AlnFile   open_aln  (std::filesystem::path fp);
hts_itr_t* get_region(const AlnFile& aln, GenomicRegion reg);

} // namespace htsacc

AlnFile wraps the three htslib handles required for indexed BAM access. The destructor frees all three in reverse-acquisition order.

open_aln() opens the file and loads the BAI/CSI index, throwing on any failure. get_region() returns an hts_itr_t* iterator for the specified region; the caller is responsible for freeing it with hts_itr_destroy().


End-motif extraction — extractors

namespace extractors {

using MotifCounts = std::unordered_map<std::string, size_t>;

void accumlate_motifs(MotifCounts& counts, const bam1_t* b, size_t motif_sz);

} // namespace extractors

accumlate_motifs() updates a running k-mer tally with the end motif from a single read:

  • Forward-strand reads (BAM_FREVERSE not set): first motif_sz bases of the read sequence.
  • Reverse-strand reads (BAM_FREVERSE set): last motif_sz bases, reversed and complemented — this gives the 5′ end of the complementary strand, i.e. the actual fragment end.

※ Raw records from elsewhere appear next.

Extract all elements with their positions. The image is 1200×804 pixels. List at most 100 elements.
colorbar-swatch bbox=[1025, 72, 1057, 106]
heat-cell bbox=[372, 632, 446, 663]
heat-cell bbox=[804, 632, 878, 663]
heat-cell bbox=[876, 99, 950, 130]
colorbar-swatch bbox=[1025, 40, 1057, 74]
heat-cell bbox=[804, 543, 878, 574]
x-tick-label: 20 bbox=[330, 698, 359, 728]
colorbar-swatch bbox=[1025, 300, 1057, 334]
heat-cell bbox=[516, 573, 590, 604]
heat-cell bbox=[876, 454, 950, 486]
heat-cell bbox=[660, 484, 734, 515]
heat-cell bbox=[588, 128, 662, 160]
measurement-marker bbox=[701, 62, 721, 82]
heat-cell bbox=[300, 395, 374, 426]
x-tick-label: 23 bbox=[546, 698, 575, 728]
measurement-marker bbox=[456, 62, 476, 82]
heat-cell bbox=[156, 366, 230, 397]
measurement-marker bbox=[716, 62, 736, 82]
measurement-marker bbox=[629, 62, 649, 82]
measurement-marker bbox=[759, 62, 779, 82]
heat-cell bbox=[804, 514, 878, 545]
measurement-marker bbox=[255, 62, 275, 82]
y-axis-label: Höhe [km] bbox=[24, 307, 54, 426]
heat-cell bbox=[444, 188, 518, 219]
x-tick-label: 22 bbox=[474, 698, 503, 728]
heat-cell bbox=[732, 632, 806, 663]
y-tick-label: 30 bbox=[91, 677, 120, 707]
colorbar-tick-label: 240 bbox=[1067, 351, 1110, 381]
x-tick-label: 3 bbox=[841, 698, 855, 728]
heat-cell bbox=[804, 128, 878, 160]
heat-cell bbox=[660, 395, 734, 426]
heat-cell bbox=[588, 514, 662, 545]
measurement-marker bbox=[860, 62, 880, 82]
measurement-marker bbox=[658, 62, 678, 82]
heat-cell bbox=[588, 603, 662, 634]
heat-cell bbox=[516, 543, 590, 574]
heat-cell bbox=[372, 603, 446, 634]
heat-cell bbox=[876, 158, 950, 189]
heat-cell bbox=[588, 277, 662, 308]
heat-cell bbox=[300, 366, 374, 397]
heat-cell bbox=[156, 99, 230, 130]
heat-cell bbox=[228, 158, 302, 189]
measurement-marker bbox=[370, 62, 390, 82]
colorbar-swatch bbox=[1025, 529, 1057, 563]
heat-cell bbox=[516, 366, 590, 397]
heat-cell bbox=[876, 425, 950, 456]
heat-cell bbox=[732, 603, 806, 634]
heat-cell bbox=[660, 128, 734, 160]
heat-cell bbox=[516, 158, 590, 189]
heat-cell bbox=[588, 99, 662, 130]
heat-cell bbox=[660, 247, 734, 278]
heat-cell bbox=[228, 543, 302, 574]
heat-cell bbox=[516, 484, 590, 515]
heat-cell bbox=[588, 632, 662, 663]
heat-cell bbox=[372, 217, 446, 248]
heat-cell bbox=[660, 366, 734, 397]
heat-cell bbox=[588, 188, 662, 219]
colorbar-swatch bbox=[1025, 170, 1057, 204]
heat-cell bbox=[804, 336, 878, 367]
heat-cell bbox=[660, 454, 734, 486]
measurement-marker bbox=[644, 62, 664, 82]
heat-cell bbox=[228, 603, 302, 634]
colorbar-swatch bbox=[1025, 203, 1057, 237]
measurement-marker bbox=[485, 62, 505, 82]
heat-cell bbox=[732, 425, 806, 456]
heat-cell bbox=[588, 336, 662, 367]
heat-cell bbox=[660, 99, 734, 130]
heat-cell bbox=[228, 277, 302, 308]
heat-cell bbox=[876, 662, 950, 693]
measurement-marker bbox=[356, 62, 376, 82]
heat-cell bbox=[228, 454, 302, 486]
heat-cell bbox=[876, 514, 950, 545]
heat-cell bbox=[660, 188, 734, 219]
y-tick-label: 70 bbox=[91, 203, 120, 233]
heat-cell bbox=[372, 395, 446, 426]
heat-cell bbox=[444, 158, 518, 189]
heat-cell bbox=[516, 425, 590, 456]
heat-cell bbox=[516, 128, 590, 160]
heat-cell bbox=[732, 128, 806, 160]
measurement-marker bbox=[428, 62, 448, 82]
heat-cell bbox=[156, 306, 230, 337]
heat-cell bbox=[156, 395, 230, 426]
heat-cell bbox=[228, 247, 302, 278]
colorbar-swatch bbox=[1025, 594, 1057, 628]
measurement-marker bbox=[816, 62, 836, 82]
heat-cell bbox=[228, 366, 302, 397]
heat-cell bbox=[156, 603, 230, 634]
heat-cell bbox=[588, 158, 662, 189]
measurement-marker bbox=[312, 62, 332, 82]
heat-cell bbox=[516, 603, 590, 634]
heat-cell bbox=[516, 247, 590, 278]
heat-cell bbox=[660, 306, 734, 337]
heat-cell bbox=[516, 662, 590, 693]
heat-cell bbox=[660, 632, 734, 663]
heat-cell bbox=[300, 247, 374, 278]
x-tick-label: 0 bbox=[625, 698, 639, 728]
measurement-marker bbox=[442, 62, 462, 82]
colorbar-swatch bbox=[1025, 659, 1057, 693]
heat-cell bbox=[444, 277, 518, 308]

The accumulated MotifCounts map is transferred directly into RegionMetrics::end_motifs by extract_metrics().

Bismark bisulfite alignment converts unmethylated C to T, so motif distributions are T/A-biased compared to non-bisulfite cfDNA.


Summary statistics — cfextract

namespace cfextract {

MethylationStats compute_meth_stats(const extractors::CpGMap& sites);
FragLenStats     compute_fl_stats  (const FragLenBins& hist);

} // namespace cfextract

Both functions return all-NaN structs if their inputs are empty (no fragments or no covered CpG sites). The NaN sentinel propagates to Python via the pybind11 bindings and is detected in metrics_to_features() — absent data becomes an absent key rather than a NaN value in the Features dict.

compute_fl_stats(hist)

Computed from the 1001-bin length histogram in a single pass:

  • mean, std_dev: standard online formulas — Σ(i × hist[i]) / N and √(Σ(hist[i] × (i − mean)²) / N).
  • frac_subnucleosomal: sum(hist[0..119]) / N — fragments shorter than 120 bp.
  • frac_nucleosomal: sum(hist[120..200]) / N — mono-nucleosomal peak.
  • ratio_mono_di: frac_nucleosomal / frac_dinucleosomal, where di-nucleosomal = sum(hist[280..400]) / N. This ratio is the strongest single discriminator in the chr21 cohort (effect size 0.84).

compute_meth_stats(sites)

Computed from the extractors::CpGMap (unordered_map<int64_t, CpGSiteCount>) internal accumulator:

  • Per-site methylation rate: methylated / (methylated + unmethylated); sites with zero coverage are skipped.
  • mean: coverage-weighted — Σ(methylated) / Σ(total) — equivalent to treating all reads equally rather than all sites equally.
  • entropy: mean binary entropy H(r) = −r log₂r − (1−r) log₂(1−r) across sites; boundary values (r = 0 or 1) treated as 0.
  • frac_high / frac_low: fraction of sites with rate > 0.8 / < 0.1.
  • median: 50th percentile of sorted per-site rates.